Penitente morada at Abiquiu
As a child of the Great Plains and the Southwest, I can think of nothing more boring. Sure, it's a metaphor, but peace and beauty only come from dramatic contrasts, not uniform sameness. Actually, the clouds and skies of New Mexico accent the ancient land and its religions.
Georgia O'Keefe's Perdenal
New Mexico is the land of the sky. There's even a 1948 book, Sky Determines by Ross Calvin, in my New Mexico collection.
For years and many articles I have attributed a quote to Willa Cather, and discovered I'd made it up, and nobody had challenged me.

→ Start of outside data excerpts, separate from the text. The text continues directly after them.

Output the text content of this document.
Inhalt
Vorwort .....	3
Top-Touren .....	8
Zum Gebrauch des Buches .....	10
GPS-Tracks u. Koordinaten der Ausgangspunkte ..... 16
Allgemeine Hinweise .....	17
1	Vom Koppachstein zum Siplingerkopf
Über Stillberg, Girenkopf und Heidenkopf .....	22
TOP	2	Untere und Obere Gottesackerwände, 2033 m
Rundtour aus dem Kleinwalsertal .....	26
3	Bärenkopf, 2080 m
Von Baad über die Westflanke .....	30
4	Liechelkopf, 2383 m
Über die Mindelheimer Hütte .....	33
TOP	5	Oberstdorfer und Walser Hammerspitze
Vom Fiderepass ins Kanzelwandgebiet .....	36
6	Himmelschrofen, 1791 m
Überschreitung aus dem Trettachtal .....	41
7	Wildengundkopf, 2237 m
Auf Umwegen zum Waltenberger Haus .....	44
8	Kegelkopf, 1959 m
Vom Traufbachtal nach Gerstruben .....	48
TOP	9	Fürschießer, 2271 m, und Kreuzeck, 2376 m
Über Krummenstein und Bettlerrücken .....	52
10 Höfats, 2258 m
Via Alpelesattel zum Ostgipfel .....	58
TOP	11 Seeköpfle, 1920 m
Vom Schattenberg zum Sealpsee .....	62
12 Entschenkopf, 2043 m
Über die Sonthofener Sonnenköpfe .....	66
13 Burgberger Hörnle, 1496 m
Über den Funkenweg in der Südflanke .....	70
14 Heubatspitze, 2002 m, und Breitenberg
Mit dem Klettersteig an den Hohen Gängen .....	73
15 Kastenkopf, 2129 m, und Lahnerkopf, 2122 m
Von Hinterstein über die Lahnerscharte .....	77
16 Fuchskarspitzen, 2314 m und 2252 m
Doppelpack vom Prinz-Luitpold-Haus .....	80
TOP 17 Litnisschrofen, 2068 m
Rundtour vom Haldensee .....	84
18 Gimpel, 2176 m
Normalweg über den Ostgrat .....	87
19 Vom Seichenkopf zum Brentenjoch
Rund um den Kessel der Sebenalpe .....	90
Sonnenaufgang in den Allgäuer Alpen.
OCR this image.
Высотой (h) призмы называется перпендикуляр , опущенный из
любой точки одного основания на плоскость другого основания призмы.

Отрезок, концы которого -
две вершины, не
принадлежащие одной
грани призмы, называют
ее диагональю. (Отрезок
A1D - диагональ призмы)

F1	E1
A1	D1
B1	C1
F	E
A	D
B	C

She didn't write it, so I guess it's mine if someone else hasn't already written it, though it summarizes her great writing in Death Comes for the Archbishop.
"Out here there's the sky." 
 This multitude of photos on different roads from last week gives only a small idea of  how and why the New Mexico sky is so powerful in the physical and spiritual world, creating wonder. 
Evening sky looking north from the Rio Chama bosque, Abiquiu

Wednesday, December 22, 2010

Oklahoma Sky--watercolor

Left side, 12 x 12
Right side, 12 x 12


New red sable brush at work...


Friday, October 8, 2010

Great Plains sunset

Great Plains sunset, watercolor, 90# paper, 9" by 12"
I love the land of the big sky and wide open spaces.

Thursday, March 4, 2010

Where you can see

Watercolor, 5 x 7
Fabriano Artistico 300# paper

Willa Cather wrote that in New Mexico, the earth is the floor of the sky.
It is. Here you can "see" geology, strata in the earth and in the sky and in yourself...where the intensity of light immerses you and the land and sky.